I want to put many large long integers into memory without any space between them. How to do that with python 2.7 code in linux?
The large long integers all use the same number of bits. There is totally about 4 gb of data. Leaving spaces of a few bits to make each long integer uses multiples of 8 bits in memory is ok. I want to do bitwise operation on them later.
So far, I am using a python list. But I am not sure if that leaves no space in memory between the integers. Can ctypes help?
Thank you.
The old code uses bitarray (https://pypi.python.org/pypi/bitarray/0.8.1)
import bitarray
data = bitarray.bitarray()
with open('data.bin', 'rb') as f:
data.fromfile(f)
result = data[:750000] & data[750000:750000*2]
This works and the bitarray doesn't have gap in memory. But, the bitarray bitwise and is slower than the native python's bitwise operation of long integer by about 6 times on the computer. Slicing the bitarray in the old code and accessing an element in the list in the newer code use roughly the same amount of time.
Newer code:
import cPickle as pickle
with open('data.pickle', 'rb') as f:
data = pickle.load(f)
# data is a list of python's (long) integers
result = data[0] & data[1]
Numpy: In the above code. result = data[0] & data[1] creates a new long integer.
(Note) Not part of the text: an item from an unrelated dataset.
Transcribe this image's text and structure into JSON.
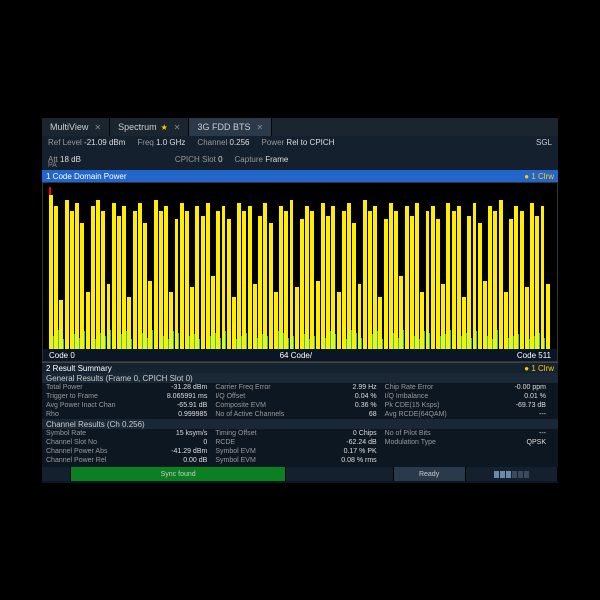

Numpy has the out option for numpy.bitwise_and. That would avoid creating a new numpy array. Yet, numpy's bool array seems to use one byte per bool instead of one bit per bool. While, converting the bool array into a numpy.uint8 array avoids this problem, counting the number of set bit is too slow.
The python's native array can't handle the large long integers:
import array
xstr = ''
for i in xrange(750000):
xstr += '1'
x = int(xstr, 2)
ar = array.array('l',[x,x,x])
# OverflowError: Python int too large to convert to C long